My secret to the best hot dog," says Barry Potekin with a Chicago accent thick as melted cheddar, "is don't screw it up."

He hasn't. Gold Coast Dogs, the eatery Potekin launched in 1985, has grown to a 15-store citywide chain, ringing up $8.8 million in sales last year. His perfectly charred or boiled Vienna Beef dogs are red hot in the land of da Bulls and da Bears, thanks to strict cooking rules and fresh toppings, including tomatoes, hot peppers and high-end Wisconsin cheese. Windy City scribes Roger Ebert and Ann Landers, who deems the dogs "divine," are regulars. Harrison Ford and Jon Bon Jovi have cut Potekin's mustard. And Gold Coast helped cater Hillary Clinton's 50th-birthday bash last October.

Potekin, 52, wasn't always top dog. He made millions trading gold and silver in the '70s, then lost it all—and his retired parents' savings—when the market crumbled in 1981. "I went from a 14-room house to sleeping on a friend's couch with a quarter in my pocket," he says. He decided on fast food as a new meal ticket. "Hey, I was born and raised in Chicago," he says. "A boiled dog, fries and a Coke. It's in my genes."

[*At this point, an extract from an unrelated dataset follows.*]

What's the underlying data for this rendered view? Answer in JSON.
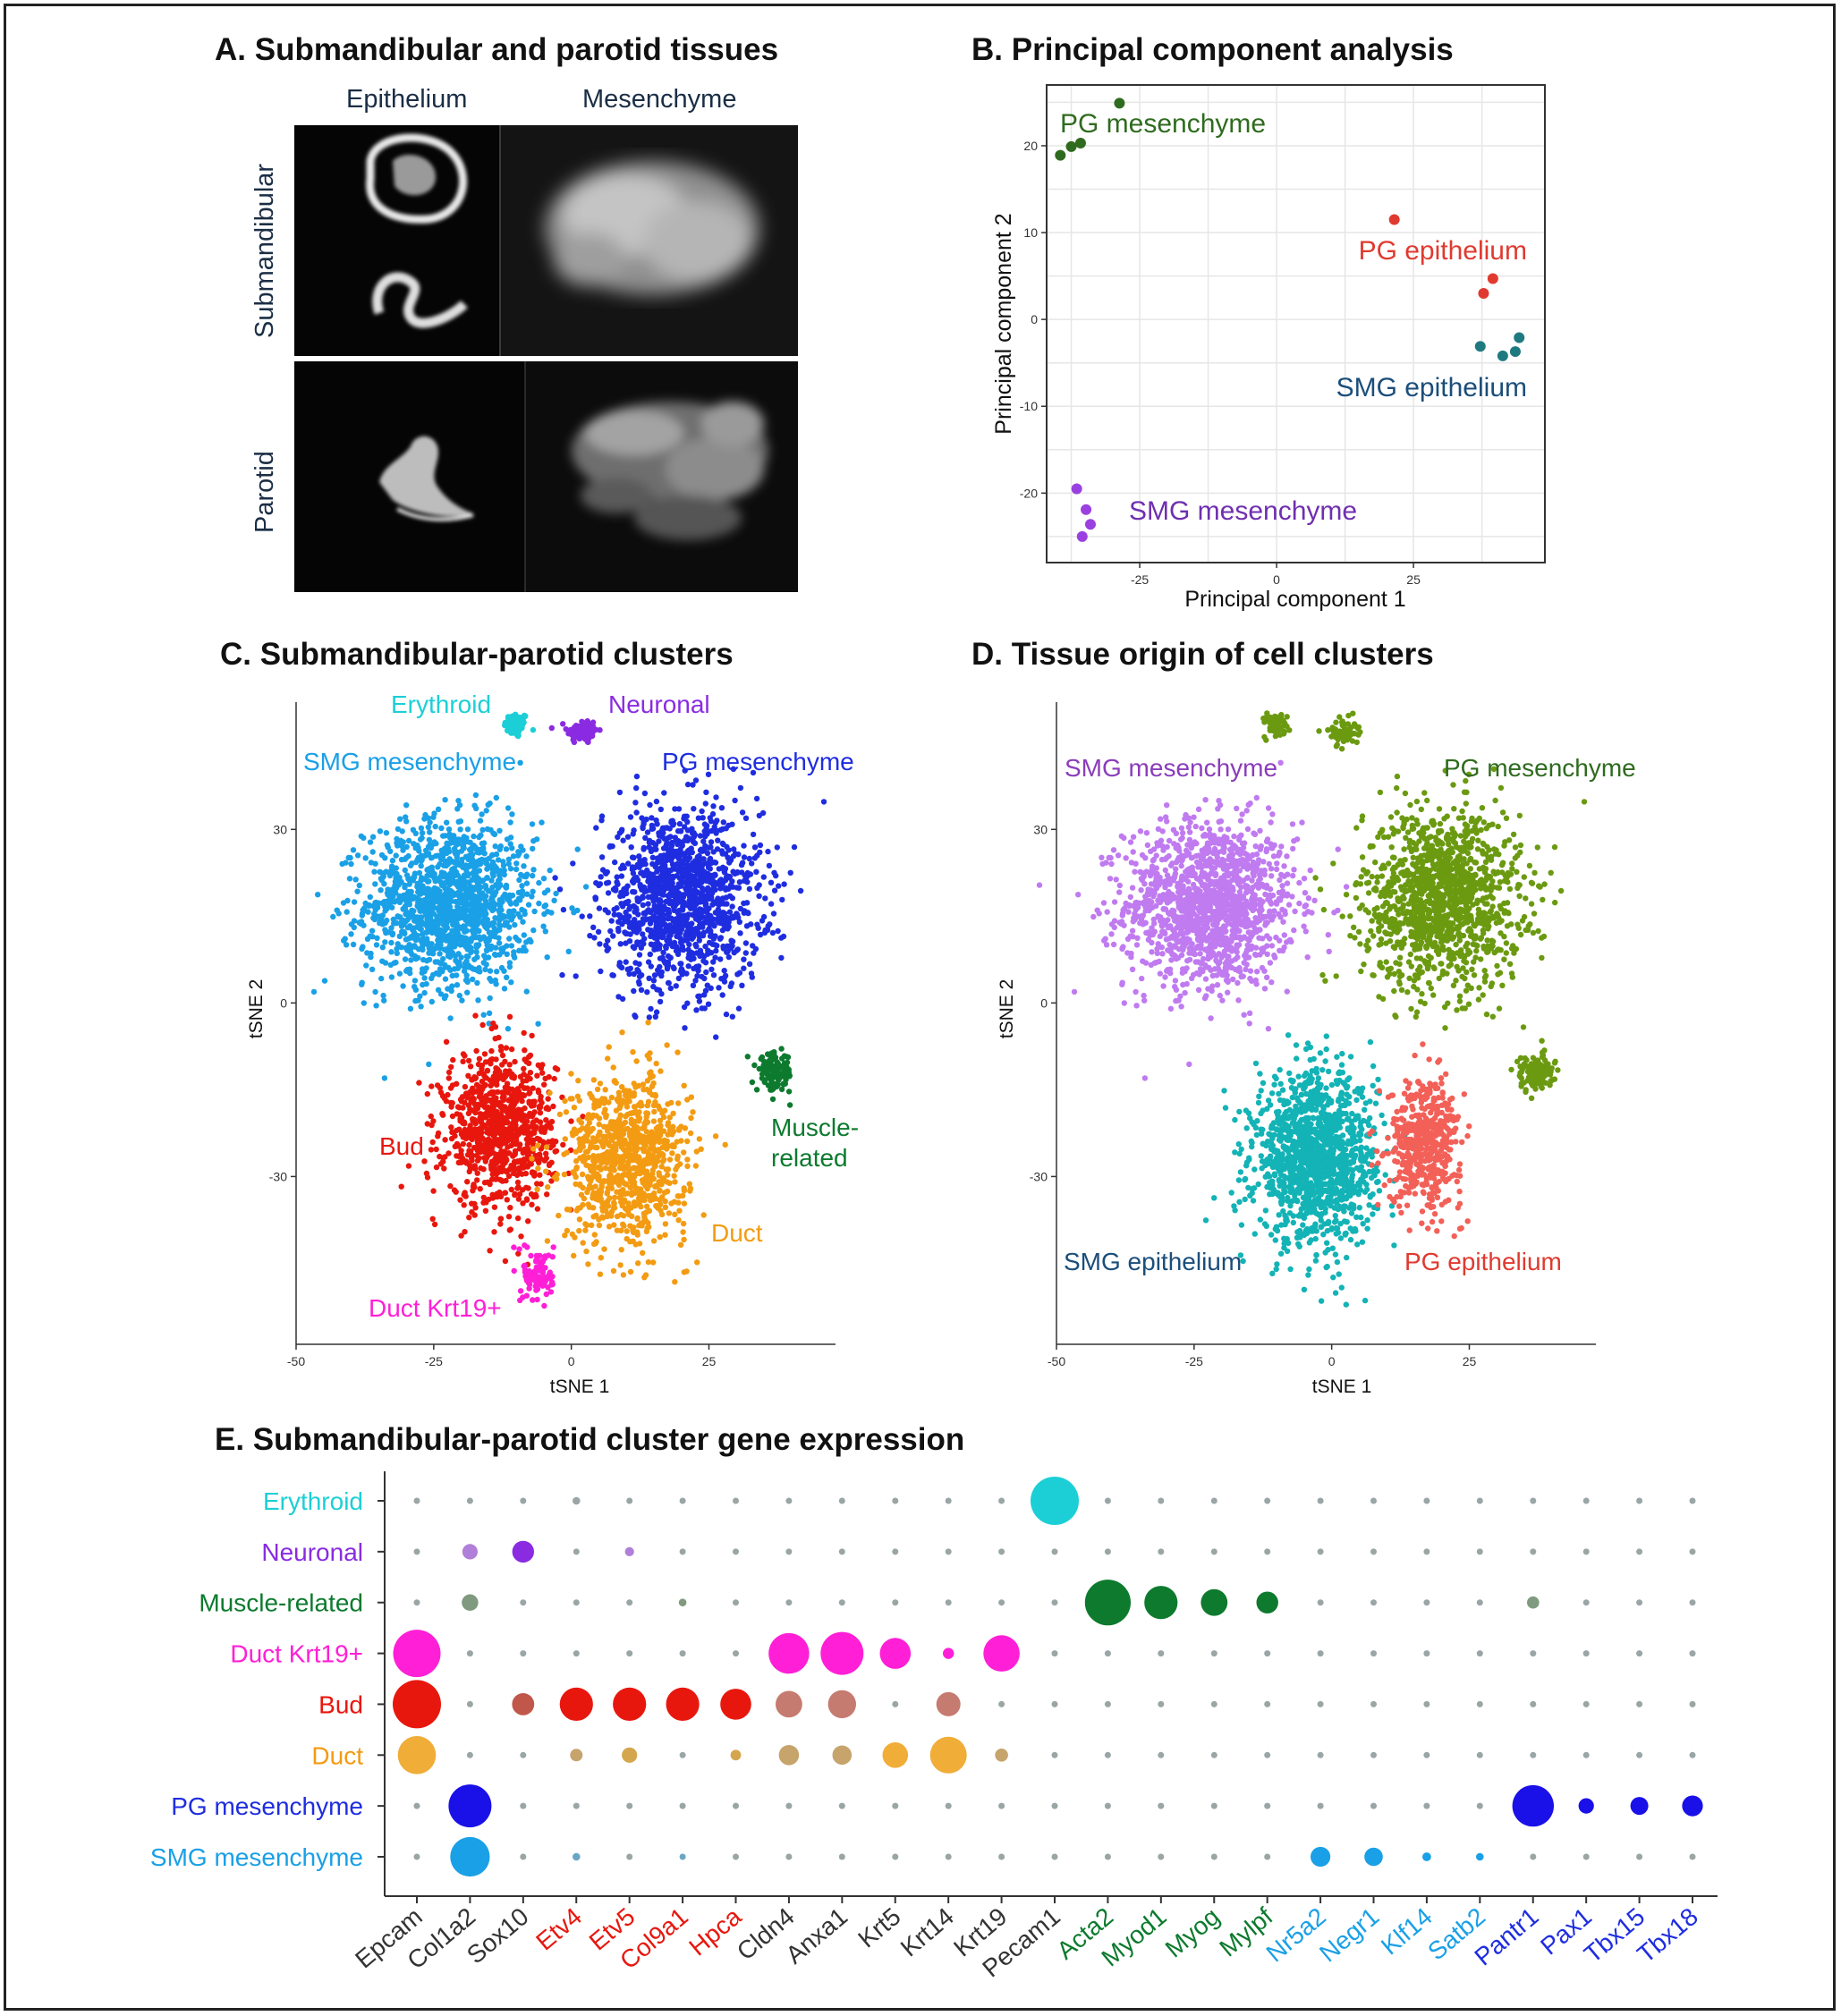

Potekin opened his first outlet in downtown Chicago, posting his parents, Thelma and Irv (who died in 1993), at the grill and register. When local papers rhapsodized, "we were off and running," says Potekin, who has two kids, Alan, 10, and Randi, 8, with wife Margo, a teacher. "Nobody had made upscale fast food before." A doggone shame.